Bestellinformation
| Produkt | Katalog # | EINHEIT | Preis | ANZAHL | Favoriten | |
HoxB2 Double Nickase Plasmid (h) | sc-404533-NIC | 20 µg | $410.00 | |||
HoxB2 Double Nickase Plasmid (h2) | sc-404533-NIC-2 | 20 µg | $410.00 |
HOXB2 kodiert den Homeobox-Transkriptionsfaktor HoxB2, einen sequenzspezifisch DNA-bindenden Regulator, der während der Embryogenese die anteroposteriore Achse strukturiert und Segmentierungs- sowie Differenzierungsprogramme im sich entwickelnden Hinterhirn und in von der Neuralleiste abgeleiteten Geweben unterstützt. Als Bestandteil von HOX-Genregulationsnetzwerken koordiniert HoxB2 Transkriptionsprogramme, die die Festlegung von Zelllinien, die Aufrechterhaltung der Zellidentität und morphogen-abhängige Entwicklungswege steuern, einschließlich der retinsäureabhängigen Musterbildung. Eine fehlregulierte HOXB2-Expression wurde in mehreren Tumorarten beschrieben und wird im Hinblick auf abnorme Differenzierungszustände, invasives Verhalten und transkriptionelle Umprogrammierung in Krebsmodellen untersucht. In humanen Zellsystemen wird die gezielte Veränderung von HOXB2 häufig genutzt, um entwicklungsbiologische Genregulationsschaltkreise und krankheitsrelevante Veränderungen des Zellschicksals zu analysieren.
HoxB2 Das Double-Nickase-Plasmid (h) besteht aus einem aufeinander abgestimmten Plasmidpaar, das für die hochspezifische Bearbeitung des HOXB2-Lokus in human-Zelllinien entwickelt wurde. Jedes Plasmid exprimiert eine Cas9-D10A-Nickase und eine spezifische sgRNA, die auf entgegengesetzte DNA-Stränge innerhalb von HOXB2 abzielt. Wenn sie auf benachbarte Stellen auf entgegengesetzten DNA-Strängen gerichtet sind, erzeugen die beiden Nickasen versetzte Einzelstrang-Schnitte, die zusammen einen versetzten Doppelstrangbruch erzeugen, was eine koordinierte On-Target-Aktivität beider Guides erfordert. Der resultierende DNA-Bruch wird durch endogene zelluläre Reparaturwege behoben, meist durch nicht-homologe Endverknüpfung (NHEJ), was zu Insertionen oder Deletionen führt, die die HOXB2-Funktion stören. Durch die Notwendigkeit einer doppelten sgRNA-Bindung am Zielort erhöht der Doppel-Nick-Ansatz die Spezifität der Bearbeitung und bietet eine komplementäre CRISPR-Strategie für Anwendungen, bei denen eine zusätzliche Kontrolle über die Zielgenauigkeit gewünscht ist.

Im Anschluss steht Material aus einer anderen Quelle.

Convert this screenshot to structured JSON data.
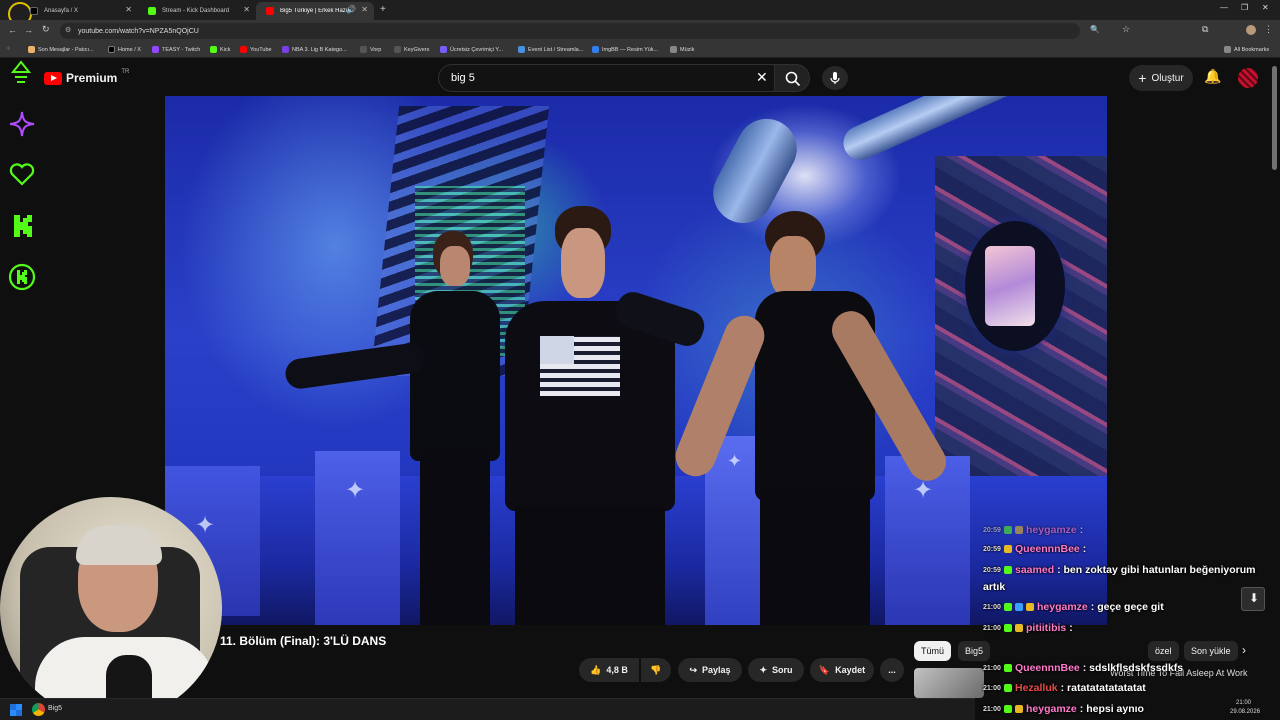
{
  "browser": {
    "tabs": [
      {
        "label": "Anasayfa / X",
        "color": "#1d1d1d"
      },
      {
        "label": "Stream - Kick Dashboard",
        "color": "#53fc18"
      },
      {
        "label": "Big5 Türkiye | Erkek Hazırlı",
        "color": "#ff0000"
      }
    ],
    "new_tab": "+",
    "url": "youtube.com/watch?v=NPZA5nQOjCU",
    "bookmarks": [
      "Son Mesajlar - Patıcı...",
      "Home / X",
      "TEASY - Twitch",
      "Kick",
      "YouTube",
      "NBA 3. Lig B Katego...",
      "Vorp",
      "KeyGivers",
      "Ücretsiz Çevrimiçi Y...",
      "Event List / Streamla...",
      "ImgBB — Resim Yük...",
      "Müzik"
    ],
    "all_bookmarks": "All Bookmarks"
  },
  "youtube": {
    "logo": "Premium",
    "region": "TR",
    "search_value": "big 5",
    "create_label": "Oluştur"
  },
  "video": {
    "title": "11. Bölüm (Final): 3'LÜ DANS",
    "like_count": "4,8 B",
    "share_label": "Paylaş",
    "ask_label": "Soru",
    "save_label": "Kaydet",
    "more_label": "..."
  },
  "chips": [
    "Tümü",
    "Big5",
    "özel",
    "Son yükle"
  ],
  "chat": [
    {
      "time": "20:59",
      "user": "heygamze",
      "text": ":",
      "color": "#ff7acb"
    },
    {
      "time": "20:59",
      "user": "QueennnBee",
      "text": ":",
      "color": "#ff7acb"
    },
    {
      "time": "20:59",
      "user": "saamed",
      "text": ": ben zoktay gibi hatunları beğeniyorum",
      "color": "#ff7acb"
    },
    {
      "time": "",
      "user": "",
      "text": "artık",
      "color": "#ffffff"
    },
    {
      "time": "21:00",
      "user": "heygamze",
      "text": ": geçe geçe git",
      "color": "#ff7acb"
    },
    {
      "time": "21:00",
      "user": "pitiitibis",
      "text": ":",
      "color": "#ff7acb"
    },
    {
      "time": "21:00",
      "user": "QueennnBee",
      "text": ": sdslkflsdskfssdkfs",
      "color": "#ff7acb"
    },
    {
      "time": "21:00",
      "user": "Hezalluk",
      "text": ": ratatatatatatatat",
      "color": "#e84a4a"
    },
    {
      "time": "21:00",
      "user": "heygamze",
      "text": ": hepsi aynıo",
      "color": "#ff7acb"
    }
  ],
  "recommend_text": "Worst Time To Fall Asleep At Work",
  "taskbar": {
    "app": "Big5",
    "time": "21:00",
    "date": "29.08.2026"
  },
  "colors": {
    "kick_green": "#53fc18",
    "yt_red": "#ff0000",
    "accent_purple": "#b04cff"
  }
}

Um eine effiziente Identifizierung editierter Zellen zu unterstützen, kodiert ein Plasmid GFP zur fluoreszierenden Visualisierung transfizierter Populationen, während das Begleitplasmid ein Puromycin-Resistenzgen für die Antibiotika-Selektion trägt. Zusammen unterstützen diese Merkmale eine effiziente Anreicherung co-transfizierter Populationen und vereinfachen die Validierung von Klonen mit HOXB2-Störung.
Nur für Forschungszwecke. Nicht für diagnostische oder therapeutische Zwecke bestimmt.